Which leads to an obvious but necessary question.

“What else were they supposed to do?” Goelz asked.

Maybe everyone could stand six feet away and say quietly — NO SCREAMING by the way — “We are so proud of you ... I’m sure glad you playing for us ... Want some hand sanitizer?”

To believe those could be the responses Olson would get in this COVID world makes the Tooth Fairy believable. Players restraining themselves at that moment could only happen if they were in handcuffs and chained to a stadium seat. Otherwise they would succumb to a detailed pattern of behavior that might as well be included in their DNA strand.

“Let’s talk about what happens for a day game,” Goelz began of his SSU team. “We get to the park around 8:30 a.m. We take BP (batting practice at 10). Game is at one. In college we play a lot of weekend doubleheaders. We might get off the field at 8. Then we come back the next morning and do it all over again.

“What sport does that?”

Baseball needs physical contact to express itself. It is fair to say there are many moments of inactivity in the game. Watching a batter swing and miss is an isolated, singular action that can create this limiting emotional response in a teammate — “Oh darn it!”

So when it happened, when Olson made that contact, bells and whistles went off. Well-conditioned and toned 20-somethings who have spent nine innings in a dugout spring to the field as if catapulted.

How can I blame them? Should you? Of course the rational point can be made. Stop the spread fellas. Stay apart. Makes total epidemiological sense. But the sport already is played in vacuous sound chamber. Clubs can pipe in music but after the second or third fake cheer echoes through any empty stadium, the music is as annoying as a dog scratching itself. Enough already Fido. Stop it, you say to yourself.

So when players hug or slap or cheer or fist-bump, we exhale and are reminded we are not watching a video game. If you’re 26 as Olson is, you are well-conditioned to the game’s behaviors. If he started playing the game at 10, Olson has 16 years of slapping and bumping and grinding.

Sure, Olson could stop all of a sudden. He could respect and acknowledge the danger posed by the virus. He could keep his emotions and his hands to himself. But he could admit he’s having a tough time breaking a bad habit. In that Olson should take solace. He’s not the first American struggling with a bad habit.

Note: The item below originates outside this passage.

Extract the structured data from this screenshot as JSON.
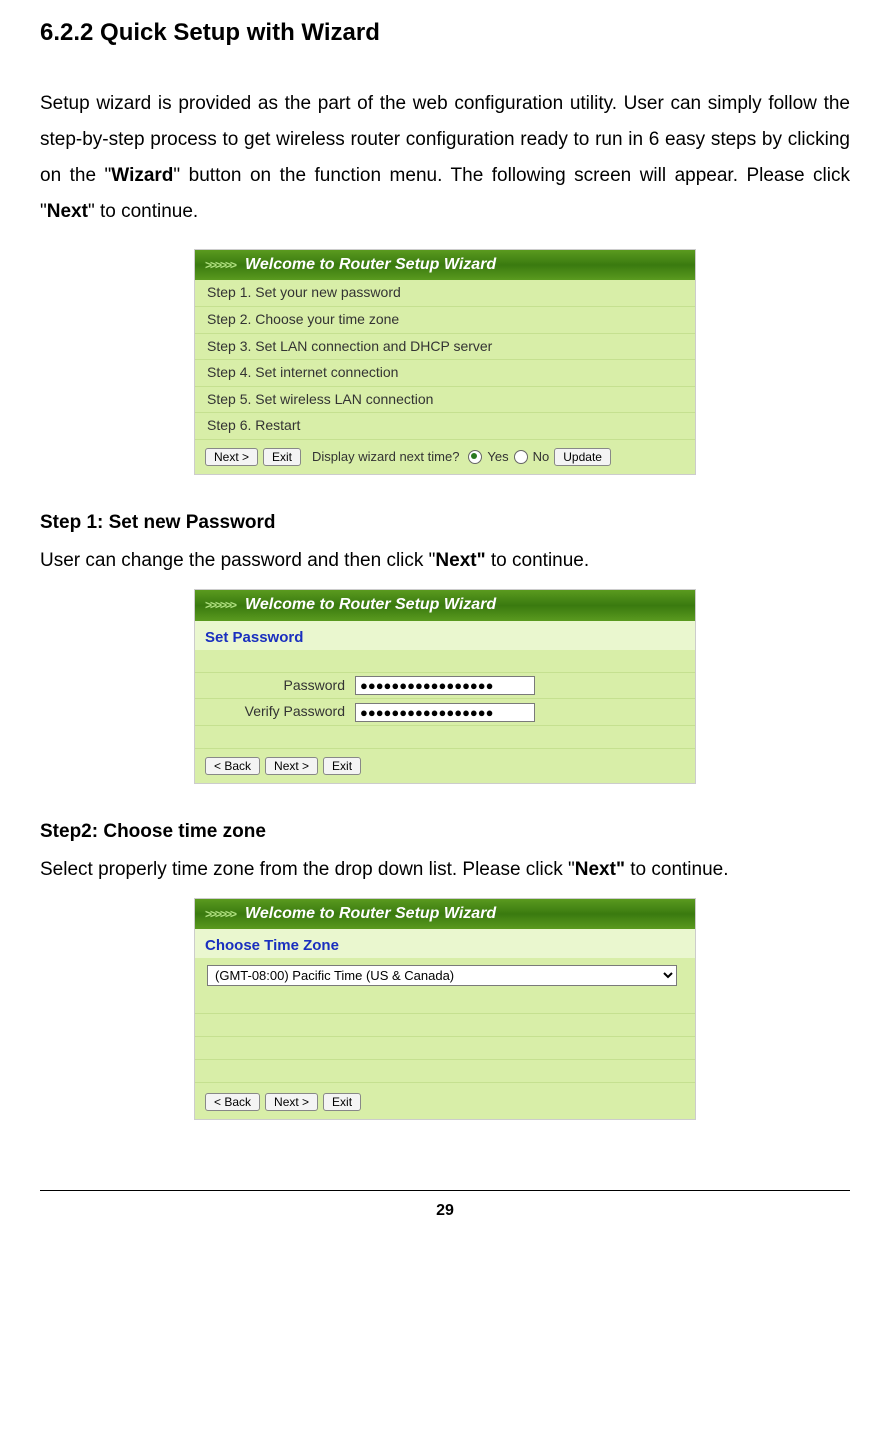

As early at the 1940s and the 1950s, research revealed tobacco use was linked to cancer. Surgeon general warnings began to appear on cigarette packs. Heart-rending video testimonials of those suffering made the effects of tobacco use as real and disquieting as any of us would care to see.

Yet, the Center for Disease Control and Prevention claims today 40 million Americans still smoke and that every year nearly a half-million die prematurely of smoking and exposure to second-hand smoke. Forty million Americans know better. This bad habit, of course, is different in origin and content than observing COVID health protocols. But the influence of a bad habit — be smoking, alcohol, overeating, et al — can damage or kill.

What’s different about this baseball bad habit is this: It wasn’t a bad habit six months ago. It was part of the game. It is a sport of cherished video clips — Yogi Berra jumping into the arms of Don Larsen after Larsen’s perfect game in the 1956 World Series.

Yogi certainly wasn’t practicing social distancing. Neither was Olson’s teammates. Of course we wish they could. Or would. We wish for a lot of things these days. I wish the baseball season wasn’t going to be cancelled. But I still have hope. I know where it can be played, where players can still bump and grind and be themselves.

New Zealand. Those folks have flattened the curve. New Zealand, where baseball can still be the perfect game and not a joke, where players could be human beings and not emotionless automations. There would be no cardboard cutouts in the stands that make you want to throw three balls at one for $10 and a chance to get a stuffed teddy bear. Baseball can be better than this.